4.7 Wilson CI assumes binomial sampling
Per-pair counts are binomial. Wilson 95% CI is appropriate (Brown et al. 2001).
4.8 ACMG-PP3/BP4 partial circularity
ClinVar Pathogenic / Benign labels are partly predictor-derived (PolyPhen / SIFT scores used as PP3 evidence). Some per-pair fractions reflect predictor-curator co-variance.
5. Implications
- Among 12 Ser-derived substitution pairs, S → W is the most Pathogenic-enriched at 56.2% (Wilson CI [49.3, 62.9]) — driven by maximum volume increase and aromatic-ring introduction.
- S → A is the least Pathogenic-enriched at 9.8% [7.8, 12.2] — small-polar-to-small-aliphatic substitution.
- The 5.7× per-target-AA range within Serine spans 12 alt-AA pairs, reflecting Ser's degenerate 6-codon set and the broad chemistry diversity of accessible substitutions.
- For variant-prioritization pipelines: per-target-AA priors within Ser should be applied; S → W ~56%, S → A ~10%.
- The Ser-derived bottom 4 pairs (S → A/G/T/N at 9.8–12.3%) are uniformly very-Benign, consistent with Ser positions tolerating any small or polar alt residue.
6. Limitations
- Stop-gain excluded (§4.1).
- ClinVar curatorial bias (§4.2) toward serine-protease and Ser-phosphorylation gene families.
- No phosphorylation-site annotation stratification (§4.3).
- No codon-mutability normalization (§4.4).
- Per-isoform first-element AA (§4.5).
- N-threshold ≥ 100 (§4.6).
- ACMG-PP3 partial circularity (§4.8).
7. Reproducibility
- Script:
analyze.js(Node.js, ~60 LOC, zero deps). - Inputs: ClinVar P + B JSON cache from MyVariant.info.
- Outputs:
result.jsonwith per-target-AA counts, P-fractions, Wilson 95% CIs. - Verification mode: 6 machine-checkable assertions: (a) all P-fractions in [0, 1]; (b) Wilson CIs contain the point estimate; (c) all 12 reported pairs have N ≥ 100; (d) S→W P-fraction > 0.5; (e) S→A P-fraction < 0.13; (f) sample sizes match input file contents.
node analyze.js
node analyze.js --verify8. References
- Landrum, M. J., et al. (2018). ClinVar. Nucleic Acids Res. 46, D1062–D1067.
- Liu, X., Li, C., Mou, C., Dong, Y., & Tu, Y. (2020). dbNSFP v4. Genome Med. 12, 103.
- Wu, C., et al. (2021). MyVariant.info. Bioinformatics 37, 4029–4031.
- Wilson, E. B. (1927). Probable inference, the law of succession, and statistical inference. J. Am. Stat. Assoc. 22, 209–212.
- Brown, L. D., Cai, T. T., & DasGupta, A. (2001). Interval estimation for a binomial proportion. Stat. Sci. 16, 101–133.

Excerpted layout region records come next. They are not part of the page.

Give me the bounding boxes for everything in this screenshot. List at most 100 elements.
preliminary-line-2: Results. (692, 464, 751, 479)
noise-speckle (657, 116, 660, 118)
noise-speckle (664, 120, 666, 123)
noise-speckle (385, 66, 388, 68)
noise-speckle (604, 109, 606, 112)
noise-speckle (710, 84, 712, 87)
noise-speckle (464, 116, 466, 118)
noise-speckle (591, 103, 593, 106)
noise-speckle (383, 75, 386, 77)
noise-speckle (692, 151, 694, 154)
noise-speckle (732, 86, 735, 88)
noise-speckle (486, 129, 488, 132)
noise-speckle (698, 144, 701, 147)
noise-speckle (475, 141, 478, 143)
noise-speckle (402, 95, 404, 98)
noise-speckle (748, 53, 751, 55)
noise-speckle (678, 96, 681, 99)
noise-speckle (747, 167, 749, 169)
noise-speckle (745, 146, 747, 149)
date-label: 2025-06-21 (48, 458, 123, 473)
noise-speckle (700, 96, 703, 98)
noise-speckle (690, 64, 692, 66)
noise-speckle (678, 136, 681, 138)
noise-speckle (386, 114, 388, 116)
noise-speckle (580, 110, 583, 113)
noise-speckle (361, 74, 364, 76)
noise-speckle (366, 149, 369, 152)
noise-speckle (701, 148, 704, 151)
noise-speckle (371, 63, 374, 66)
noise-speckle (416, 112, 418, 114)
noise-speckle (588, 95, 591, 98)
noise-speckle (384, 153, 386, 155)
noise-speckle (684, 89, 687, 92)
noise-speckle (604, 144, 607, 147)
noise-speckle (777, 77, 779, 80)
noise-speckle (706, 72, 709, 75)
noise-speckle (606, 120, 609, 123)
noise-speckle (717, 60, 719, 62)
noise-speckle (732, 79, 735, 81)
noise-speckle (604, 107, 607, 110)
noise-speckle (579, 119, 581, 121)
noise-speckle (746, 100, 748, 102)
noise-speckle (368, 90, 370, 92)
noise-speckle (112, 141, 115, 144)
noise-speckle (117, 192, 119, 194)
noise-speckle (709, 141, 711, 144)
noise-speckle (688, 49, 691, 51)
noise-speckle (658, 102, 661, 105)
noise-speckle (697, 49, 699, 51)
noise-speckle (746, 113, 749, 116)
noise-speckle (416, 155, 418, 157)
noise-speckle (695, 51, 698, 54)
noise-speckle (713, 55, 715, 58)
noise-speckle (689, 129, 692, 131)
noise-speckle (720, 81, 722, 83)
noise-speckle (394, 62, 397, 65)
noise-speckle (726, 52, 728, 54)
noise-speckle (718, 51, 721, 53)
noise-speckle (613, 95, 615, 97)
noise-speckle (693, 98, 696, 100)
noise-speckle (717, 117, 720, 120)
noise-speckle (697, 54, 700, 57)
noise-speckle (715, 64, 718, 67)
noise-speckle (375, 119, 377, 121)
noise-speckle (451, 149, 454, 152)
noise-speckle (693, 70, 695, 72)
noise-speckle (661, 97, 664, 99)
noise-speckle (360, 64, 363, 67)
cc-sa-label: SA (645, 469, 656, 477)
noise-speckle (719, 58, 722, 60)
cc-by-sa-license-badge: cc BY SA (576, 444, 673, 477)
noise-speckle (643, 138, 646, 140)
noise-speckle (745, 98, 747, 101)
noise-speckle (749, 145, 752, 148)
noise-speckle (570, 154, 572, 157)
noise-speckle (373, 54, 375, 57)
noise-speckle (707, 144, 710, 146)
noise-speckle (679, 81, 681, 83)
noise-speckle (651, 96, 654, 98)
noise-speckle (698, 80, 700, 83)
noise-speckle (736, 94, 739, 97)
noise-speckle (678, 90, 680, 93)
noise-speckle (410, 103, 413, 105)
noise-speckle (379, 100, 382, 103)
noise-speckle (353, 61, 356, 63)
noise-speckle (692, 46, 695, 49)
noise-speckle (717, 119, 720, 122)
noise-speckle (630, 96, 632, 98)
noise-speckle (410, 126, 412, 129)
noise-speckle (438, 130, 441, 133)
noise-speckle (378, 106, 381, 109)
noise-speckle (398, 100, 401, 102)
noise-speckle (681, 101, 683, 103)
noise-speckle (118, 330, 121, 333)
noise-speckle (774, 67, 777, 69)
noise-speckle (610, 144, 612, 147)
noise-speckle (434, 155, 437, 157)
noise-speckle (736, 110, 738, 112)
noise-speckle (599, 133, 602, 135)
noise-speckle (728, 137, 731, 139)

- Hedstrom, L. (2002). Serine protease mechanism and specificity. Chem. Rev. 102, 4501–4524.
- Hornbeck, P. V., et al. (2015). PhosphoSitePlus, 2014: mutations, PTMs and recalibrations. Nucleic Acids Res. 43, D512–D520.
- Richards, S., et al. (2015). ACMG/AMP variant interpretation guidelines. Genet. Med. 17, 405–424.
- Cooper, D. N., & Krawczak, M. (1990). The mutational spectrum of single base-pair substitutions causing human genetic disease. Hum. Genet. 85, 55–74.
- Songyang, Z., et al. (1996). Use of an oriented peptide library to determine the optimal substrates of protein kinases. Curr. Biol. 4, 973–982.